Section 7.09: Currency. All amounts used in this Agreement are expressed in
U.S. Dollars unless otherwise specified.
IN WITNESS WHEREOF, this Warrant has been duly executed by the Company
under its corporate seal as of the [Issue Date], 1997.
SECURACOM, INCORPORATED
By: ................................................
Title: .............................................
Attest: ............................................
Secretary: .........................................
ASSIGNMENT
(To be executed only upon assignment of Warrant Certificate)
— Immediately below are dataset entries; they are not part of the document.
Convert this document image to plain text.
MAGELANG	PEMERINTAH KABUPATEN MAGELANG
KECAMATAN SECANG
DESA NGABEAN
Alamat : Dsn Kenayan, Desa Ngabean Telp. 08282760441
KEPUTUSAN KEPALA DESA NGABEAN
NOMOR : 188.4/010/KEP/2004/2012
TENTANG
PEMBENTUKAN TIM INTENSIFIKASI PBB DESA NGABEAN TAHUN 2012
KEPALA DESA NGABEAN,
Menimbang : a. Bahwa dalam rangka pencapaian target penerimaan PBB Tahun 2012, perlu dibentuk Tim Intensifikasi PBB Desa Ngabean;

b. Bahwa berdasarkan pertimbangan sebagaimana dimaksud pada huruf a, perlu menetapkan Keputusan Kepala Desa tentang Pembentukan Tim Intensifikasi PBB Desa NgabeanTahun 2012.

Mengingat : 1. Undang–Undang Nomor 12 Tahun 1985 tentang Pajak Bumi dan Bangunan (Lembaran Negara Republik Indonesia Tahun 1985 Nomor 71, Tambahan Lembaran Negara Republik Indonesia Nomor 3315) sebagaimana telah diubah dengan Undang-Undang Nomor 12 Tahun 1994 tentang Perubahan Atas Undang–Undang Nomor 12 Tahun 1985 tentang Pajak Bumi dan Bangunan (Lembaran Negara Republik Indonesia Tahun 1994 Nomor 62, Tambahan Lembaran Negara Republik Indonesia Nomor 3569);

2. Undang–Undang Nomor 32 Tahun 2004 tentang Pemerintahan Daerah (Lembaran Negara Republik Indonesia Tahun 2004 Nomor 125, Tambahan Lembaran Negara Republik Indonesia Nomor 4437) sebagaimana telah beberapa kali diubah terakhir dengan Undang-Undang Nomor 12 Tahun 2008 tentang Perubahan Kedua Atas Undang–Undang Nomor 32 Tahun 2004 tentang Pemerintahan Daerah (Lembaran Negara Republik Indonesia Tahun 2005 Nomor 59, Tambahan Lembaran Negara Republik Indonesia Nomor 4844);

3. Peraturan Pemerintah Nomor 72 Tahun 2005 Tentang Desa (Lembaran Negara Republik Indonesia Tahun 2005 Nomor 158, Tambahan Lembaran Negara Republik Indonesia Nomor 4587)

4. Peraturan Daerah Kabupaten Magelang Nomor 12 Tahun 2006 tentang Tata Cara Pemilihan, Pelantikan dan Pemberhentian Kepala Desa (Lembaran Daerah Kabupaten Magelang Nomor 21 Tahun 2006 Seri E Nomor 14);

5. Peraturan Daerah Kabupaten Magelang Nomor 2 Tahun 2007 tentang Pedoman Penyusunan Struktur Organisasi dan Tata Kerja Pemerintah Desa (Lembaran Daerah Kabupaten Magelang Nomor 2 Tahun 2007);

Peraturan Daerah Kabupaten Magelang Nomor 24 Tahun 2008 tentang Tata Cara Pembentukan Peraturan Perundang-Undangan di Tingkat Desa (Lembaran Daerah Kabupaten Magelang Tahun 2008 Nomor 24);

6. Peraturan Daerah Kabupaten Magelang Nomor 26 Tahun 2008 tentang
For value received, _______________ hereby sells, assigns and transfers
unto _________________ the within Warrant Certificate, together with all right,
title and interest therein, and does hereby irrevocably constitute and appoint
_____________ attorney to transfer said Warrant Certificate on the books of the
within- named Company with respect to the number of Warrants set forth below,
with full power of substitution in the premises:
Name(s) of Assignee(s) No. of Warrants
And if said number of Warrants shall not be all the Warrants
represented by the Warrant Certificate, a new Warrant Certificate is to be
issued in the name of said undersigned for the balance remaining of the Warrants
registered by said Warrant Certificate.
Dated: _________________, 199_.
Note: The above signature should correspond exactly with the name on
the face of this Warrant Certificate SUBSCRIPTION FORM (To be executed upon
exercise of Warrant)The undersigned hereby irrevocably elects to exercise the
right of purchaser represented by the within Warrant Certificate for, and to
purchase thereunder, _____________ shares of Common Stock, as provided for
therein, and tenders herewith payment of the purchase price in full in the form
of cash or a certified or official bank check for the amount of $_____________
Please issue a certificate or certificates for such Common Stock in the
name of, and pay any cash for any fractional share to:
Name: ...................................................
(Please print Name, Address and Social Security No.)
Signature: ..............................................
Note: The above signature should correspond exactly with the name on the
first page of this Warrant Certificate or with the name of the assignee
appearing in the assignment form below.
And if said number of shares shall not be all the shares purchasable under
the within Warrant Certificate, a new Warrant Certificate is to be issued in the
name of said undersigned for the balance remaining of the shares purchasable
thereunder rounded up to the next higher number of shares.
CASHLESS EXERCISE FORM
(To be executed upon exercise of Warrant pursuant to Section 2.02(a)(ii))
The undersigned hereby irrevocably elects to Exchange its Warrant for
such shares of Common Stock pursuant to the Cashless Exercise provisions of the
within Warrant Certificate, as provided for in Section 2.02(a)(ii) of such
Warrant Certificate.
Please issue a certificate or certificates for such Common Stock in the
name of:
Name: ...................................................
..........(Please print Name, Address and Social Security No.)
Signature: ..............................................
Note: The above signature should correspond exactly with the name on the
first page of this Warrant Certificate or with the name of the assignee
appearing in the assignment form below.
And if said number of shares shall not be all the shares exchangeable or
purchasable under the within Warrant Certificate, a new Warrant Certificate is
to be issued in the name of the undersigned for the balance remaining of the
shares purchasable rounded up to the next higher number of shares.